Title :
Latent Semantic Rational Kernels for Topic Spotting on Conversational Speech
Author :
Chao Weng ; Thomson, David L. ; Haffner, Patrick ; Juang, Biing-Hwang Fred
Author_Institution :
Dept. of Electr. & Comput. Eng., Georgia Inst. of Technol., Atlanta, GA, USA
Abstract :
In this work, we propose latent semantic rational kernels (LSRK) for topic spotting on conversational speech. Rather than mapping the input weighted finite-state transducers (WFSTs) onto a high dimensional n-gram feature space as in n-gram rational kernels, the proposed LSRK maps the WFSTs onto a latent semantic space. With the proposed LSRK, all available external knowledge and techniques can be flexibly integrated into a unified WFST based framework to boost the topic spotting performance. We present how to generalize the LSRK using tf-idf weighting, latent semantic analysis, WordNet and probabilistic topic models. To validate the proposed LSRK framework, we conduct the topic spotting experiments on two datasets, Switchboard and AT&T HMIHY0300 initial collection.

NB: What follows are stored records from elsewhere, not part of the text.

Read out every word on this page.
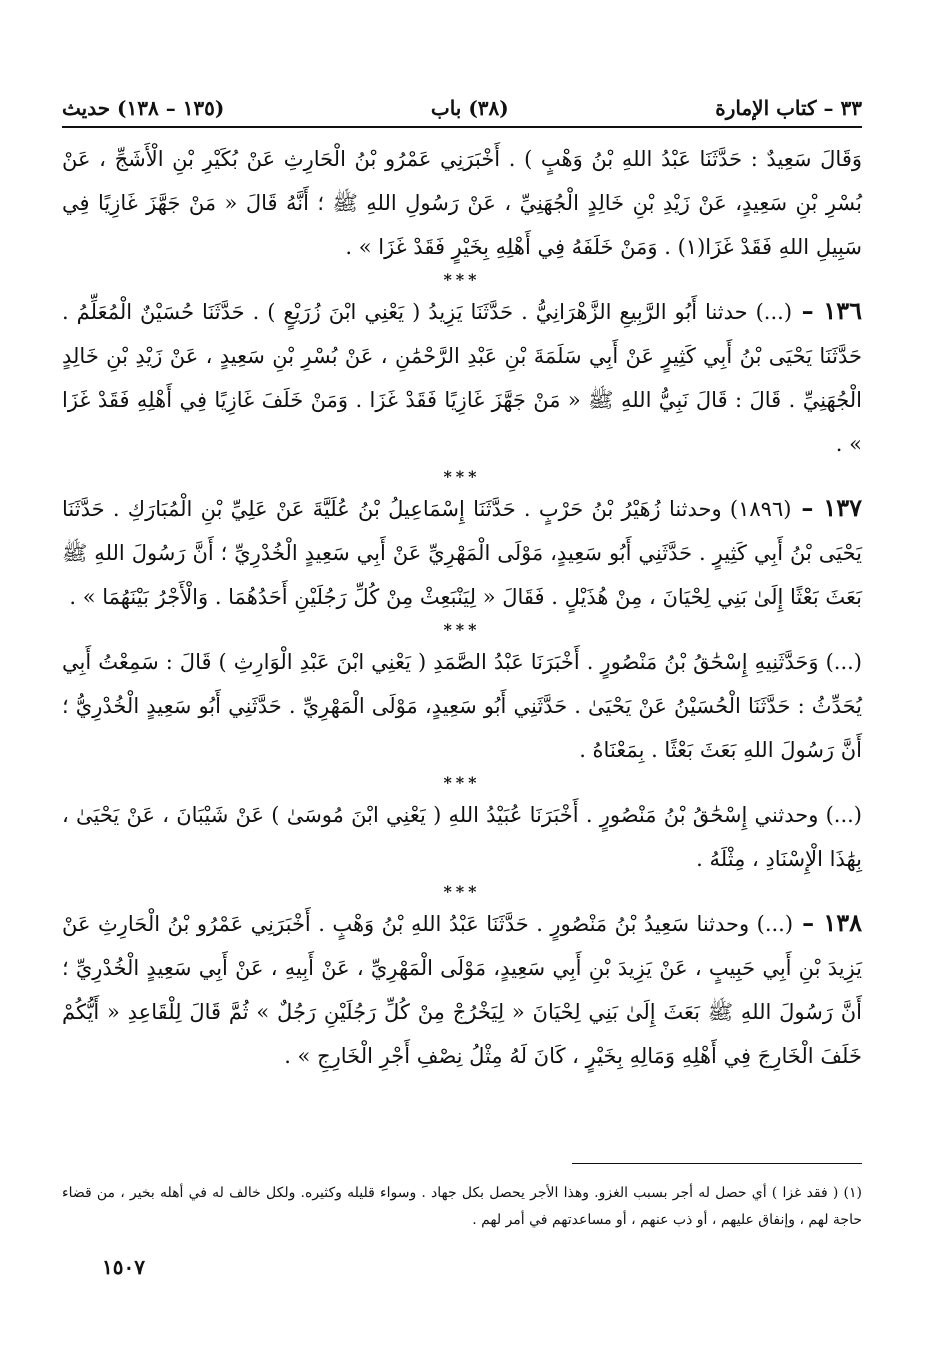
٣٣ – كتاب الإمارة
(٣٨) باب
(١٣٥ – ١٣٨) حديث

وَقَالَ سَعِيدٌ : حَدَّثَنَا عَبْدُ اللهِ بْنُ وَهْبٍ ) . أَخْبَرَنِي عَمْرُو بْنُ الْحَارِثِ عَنْ بُكَيْرِ بْنِ الْأَشَجِّ ، عَنْ بُسْرِ بْنِ سَعِيدٍ، عَنْ زَيْدِ بْنِ خَالِدٍ الْجُهَنِيِّ ، عَنْ رَسُولِ اللهِ ﷺ ؛ أَنَّهُ قَالَ « مَنْ جَهَّزَ غَازِيًا فِي سَبِيلِ اللهِ فَقَدْ غَزَا(١) . وَمَنْ خَلَفَهُ فِي أَهْلِهِ بِخَيْرٍ فَقَدْ غَزَا » .

***

١٣٦ – (...) حدثنا أَبُو الرَّبِيعِ الزَّهْرَانِيُّ . حَدَّثَنَا يَزِيدُ ( يَعْنِي ابْنَ زُرَيْعٍ ) . حَدَّثَنَا حُسَيْنٌ الْمُعَلِّمُ . حَدَّثَنَا يَحْيَى بْنُ أَبِي كَثِيرٍ عَنْ أَبِي سَلَمَةَ بْنِ عَبْدِ الرَّحْمَٰنِ ، عَنْ بُسْرِ بْنِ سَعِيدٍ ، عَنْ زَيْدِ بْنِ خَالِدٍ الْجُهَنِيِّ . قَالَ : قَالَ نَبِيُّ اللهِ ﷺ « مَنْ جَهَّزَ غَازِيًا فَقَدْ غَزَا . وَمَنْ خَلَفَ غَازِيًا فِي أَهْلِهِ فَقَدْ غَزَا » .

***

١٣٧ – (١٨٩٦) وحدثنا زُهَيْرُ بْنُ حَرْبٍ . حَدَّثَنَا إِسْمَاعِيلُ بْنُ عُلَيَّةَ عَنْ عَلِيِّ بْنِ الْمُبَارَكِ . حَدَّثَنَا يَحْيَى بْنُ أَبِي كَثِيرٍ . حَدَّثَنِي أَبُو سَعِيدٍ، مَوْلَى الْمَهْرِيِّ عَنْ أَبِي سَعِيدٍ الْخُدْرِيِّ ؛ أَنَّ رَسُولَ اللهِ ﷺ بَعَثَ بَعْثًا إِلَىٰ بَنِي لِحْيَانَ ، مِنْ هُذَيْلٍ . فَقَالَ « لِيَنْبَعِثْ مِنْ كُلِّ رَجُلَيْنِ أَحَدُهُمَا . وَالْأَجْرُ بَيْنَهُمَا » .

***

(...) وَحَدَّثَنِيهِ إِسْحَٰقُ بْنُ مَنْصُورٍ . أَخْبَرَنَا عَبْدُ الصَّمَدِ ( يَعْنِي ابْنَ عَبْدِ الْوَارِثِ ) قَالَ : سَمِعْتُ أَبِي يُحَدِّثُ : حَدَّثَنَا الْحُسَيْنُ عَنْ يَحْيَىٰ . حَدَّثَنِي أَبُو سَعِيدٍ، مَوْلَى الْمَهْرِيِّ . حَدَّثَنِي أَبُو سَعِيدٍ الْخُدْرِيُّ ؛ أَنَّ رَسُولَ اللهِ بَعَثَ بَعْثًا . بِمَعْنَاهُ .

***

(...) وحدثني إِسْحَٰقُ بْنُ مَنْصُورٍ . أَخْبَرَنَا عُبَيْدُ اللهِ ( يَعْنِي ابْنَ مُوسَىٰ ) عَنْ شَيْبَانَ ، عَنْ يَحْيَىٰ ، بِهَٰذَا الْإِسْنَادِ ، مِثْلَهُ .

***

١٣٨ – (...) وحدثنا سَعِيدُ بْنُ مَنْصُورٍ . حَدَّثَنَا عَبْدُ اللهِ بْنُ وَهْبٍ . أَخْبَرَنِي عَمْرُو بْنُ الْحَارِثِ عَنْ يَزِيدَ بْنِ أَبِي حَبِيبٍ ، عَنْ يَزِيدَ بْنِ أَبِي سَعِيدٍ، مَوْلَى الْمَهْرِيِّ ، عَنْ أَبِيهِ ، عَنْ أَبِي سَعِيدٍ الْخُدْرِيِّ ؛ أَنَّ رَسُولَ اللهِ ﷺ بَعَثَ إِلَىٰ بَنِي لِحْيَانَ « لِيَخْرُجْ مِنْ كُلِّ رَجُلَيْنِ رَجُلٌ » ثُمَّ قَالَ لِلْقَاعِدِ « أَيُّكُمْ خَلَفَ الْخَارِجَ فِي أَهْلِهِ وَمَالِهِ بِخَيْرٍ ، كَانَ لَهُ مِثْلُ نِصْفِ أَجْرِ الْخَارِجِ » .

(١) ( فقد غزا ) أي حصل له أجر بسبب الغزو. وهذا الأجر يحصل بكل جهاد . وسواء قليله وكثيره. ولكل خالف له في أهله بخير ، من قضاء حاجة لهم ، وإنفاق عليهم ، أو ذب عنهم ، أو مساعدتهم في أمر لهم .

١٥٠٧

The experimental results show that with the proposed LSRK we can achieve significant and consistent topic spotting performance gains over the n-gram rational kernels.
Keywords :
information analysis; probability; speech recognition; AT&T HMIHY0300 initial collection; LSRK; WFST; WordNet; conversational speech; dimensional n-gram feature space; input weighted finite-state transducers; latent semantic analysis; latent semantic rational kernels; latent semantic space; n-gram rational kernels; probabilistic topic models; switchboard; topic spotting; Kernel; Probabilistic logic; Semantics; Speech; Speech processing; Transducers; Vectors; LDA; LSA; PLSA; WFSTs; rational kernels; tf-idf; topic spotting;
Journal_Title :
Audio, Speech, and Language Processing, IEEE/ACM Transactions on
DOI :
10.1109/TASLP.2014.2347133